Security and Compliance

NDAs contain sensitive commercial data. The basic setup includes: processing documents in an isolated environment without storing content outside the audit log, at-rest encryption in the file storage, access control at the playbook level (who can change the rules). For companies under GDPR or SOC 2, the following is added: data residency in the EU or US region, logging of all agent operations with a timestamp, retention policy for source documents and intermediate representations. If the counterparty is a government entity or a regulated industry (finance, healthcare), the red lane includes mandatory escalation regardless of content. NDA content is not used for model training.

To launch NDA triage, a weekend of work is sufficient if four conditions are met.

1. NDA playbook exists as a document. A playbook is a set of rules the company applies when reviewing NDAs: acceptable timelines, preferred confidentiality scope wording, jurisdiction clauses you will and will not sign. If the playbook is not formalized, the agent has nothing to follow. A minimal playbook is 1-2 pages for a typical NDA.
2. Historical NDA set — minimum 20-30 documents from real deals. Needed to test the agent: run through the system, the agent's decision is compared to the lawyer's decision, discrepancies are found, the playbook is corrected. Synthetic templates are not enough — only real documents from counterparties provide an adequate sample.
3. File storage with API access: Google Drive, Dropbox, OneDrive or SharePoint.
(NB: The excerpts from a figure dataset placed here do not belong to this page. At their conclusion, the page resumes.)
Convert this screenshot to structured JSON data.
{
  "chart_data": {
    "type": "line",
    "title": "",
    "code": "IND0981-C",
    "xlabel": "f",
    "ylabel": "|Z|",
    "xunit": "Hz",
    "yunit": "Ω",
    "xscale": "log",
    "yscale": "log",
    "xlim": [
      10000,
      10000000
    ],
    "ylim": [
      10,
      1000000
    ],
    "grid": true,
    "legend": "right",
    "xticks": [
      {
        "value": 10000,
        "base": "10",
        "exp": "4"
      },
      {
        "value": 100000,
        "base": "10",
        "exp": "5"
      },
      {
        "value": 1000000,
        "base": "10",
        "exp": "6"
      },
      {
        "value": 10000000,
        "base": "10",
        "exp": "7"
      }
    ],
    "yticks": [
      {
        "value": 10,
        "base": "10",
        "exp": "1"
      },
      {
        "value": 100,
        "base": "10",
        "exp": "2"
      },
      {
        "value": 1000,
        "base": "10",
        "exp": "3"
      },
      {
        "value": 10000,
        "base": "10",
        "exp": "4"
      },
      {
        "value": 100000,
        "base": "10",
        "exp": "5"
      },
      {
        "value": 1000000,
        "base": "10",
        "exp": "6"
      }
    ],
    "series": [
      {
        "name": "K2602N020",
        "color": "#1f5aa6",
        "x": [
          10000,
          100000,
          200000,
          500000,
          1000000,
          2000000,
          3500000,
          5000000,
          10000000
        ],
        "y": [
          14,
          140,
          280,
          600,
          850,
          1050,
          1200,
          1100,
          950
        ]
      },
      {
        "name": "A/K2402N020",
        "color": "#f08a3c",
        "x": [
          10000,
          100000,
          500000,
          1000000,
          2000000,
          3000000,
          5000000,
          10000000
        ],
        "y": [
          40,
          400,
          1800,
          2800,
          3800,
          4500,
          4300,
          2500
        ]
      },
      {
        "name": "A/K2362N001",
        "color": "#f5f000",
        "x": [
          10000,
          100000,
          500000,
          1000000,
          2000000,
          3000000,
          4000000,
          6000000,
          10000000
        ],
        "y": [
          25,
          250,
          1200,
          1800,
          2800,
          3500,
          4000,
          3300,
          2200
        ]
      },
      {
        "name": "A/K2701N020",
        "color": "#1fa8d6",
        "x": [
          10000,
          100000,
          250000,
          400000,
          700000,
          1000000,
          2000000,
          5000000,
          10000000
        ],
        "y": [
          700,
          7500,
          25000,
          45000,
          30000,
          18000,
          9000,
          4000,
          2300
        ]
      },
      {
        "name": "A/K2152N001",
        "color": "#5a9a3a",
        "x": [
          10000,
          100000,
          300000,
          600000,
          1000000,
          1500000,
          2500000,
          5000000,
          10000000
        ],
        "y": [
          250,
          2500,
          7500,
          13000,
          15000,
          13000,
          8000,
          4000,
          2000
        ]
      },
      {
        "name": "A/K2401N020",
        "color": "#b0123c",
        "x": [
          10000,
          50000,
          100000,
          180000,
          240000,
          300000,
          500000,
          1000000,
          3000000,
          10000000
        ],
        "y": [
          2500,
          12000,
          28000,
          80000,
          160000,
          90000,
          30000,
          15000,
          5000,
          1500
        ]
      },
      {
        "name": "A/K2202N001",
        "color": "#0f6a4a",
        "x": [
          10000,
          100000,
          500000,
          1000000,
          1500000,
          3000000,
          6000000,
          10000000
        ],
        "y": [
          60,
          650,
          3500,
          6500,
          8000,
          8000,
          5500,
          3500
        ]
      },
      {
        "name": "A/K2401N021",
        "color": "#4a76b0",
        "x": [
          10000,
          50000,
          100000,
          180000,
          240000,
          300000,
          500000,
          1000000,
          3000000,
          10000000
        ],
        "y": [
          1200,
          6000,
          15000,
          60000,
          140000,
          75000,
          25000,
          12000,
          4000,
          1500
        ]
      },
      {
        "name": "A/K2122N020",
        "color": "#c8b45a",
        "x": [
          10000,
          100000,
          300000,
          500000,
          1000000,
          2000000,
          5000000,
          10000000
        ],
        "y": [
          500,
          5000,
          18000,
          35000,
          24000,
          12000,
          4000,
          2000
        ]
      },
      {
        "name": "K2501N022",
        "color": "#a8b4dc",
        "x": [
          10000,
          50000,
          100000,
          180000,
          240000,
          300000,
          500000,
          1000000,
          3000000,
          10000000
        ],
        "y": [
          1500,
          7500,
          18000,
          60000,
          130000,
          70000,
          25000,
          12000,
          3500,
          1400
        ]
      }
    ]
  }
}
The agent reads incoming files and saves intermediate results to a separate folder with controlled access.
4. Communication channel with the lawyer: Slack workspace or Microsoft Teams. Used for yellow lane (review requests) and red lane (escalations).

Optional integrations: DocuSign or Dropbox Sign for green lane (auto-send for signature), CLM platform (Ironclad, LinkSquares) for the enterprise option, email gateway for automatic response to the counterparty.

Potential pitfalls

• Playbook is in the lawyer's head, not in a document. The most common mistake is attempting to launch the agent without a formalized playbook. Without explicit rules, the agent generates plausible decisions that diverge from the company's actual practice. Before implementation, allocate 2-3 days to write the rules into a structured format.
• Testing only on synthetic NDAs. Real NDAs from counterparties contain non-standard wording, typos, custom clauses. If you validate the agent only on clean templates, in production it will make errors on real cases. A minimum of 20 real NDAs in the test set before launch.
• Green lane is too wide. The temptation to auto-approve the maximum number of documents for speed leads to missing rare but critical risks (perpetual confidentiality, non-standard jurisdiction). Start with a narrow green lane — only NDAs from existing known-good counterparties — and expand as decision statistics accumulate.
• Absence of audit trail. For compliance checks, you need to see which decisions the agent made over the past 6-12 months and why. Without agent logging, you cannot pass SOC 2 or an internal legal audit.
• Playbook is not updated. The legal landscape changes — new case law, new regulatory requirements. The playbook requires quarterly review by a lawyer, otherwise the agent's decisions become outdated and the agent begins approving provisions the company no longer wants to accept.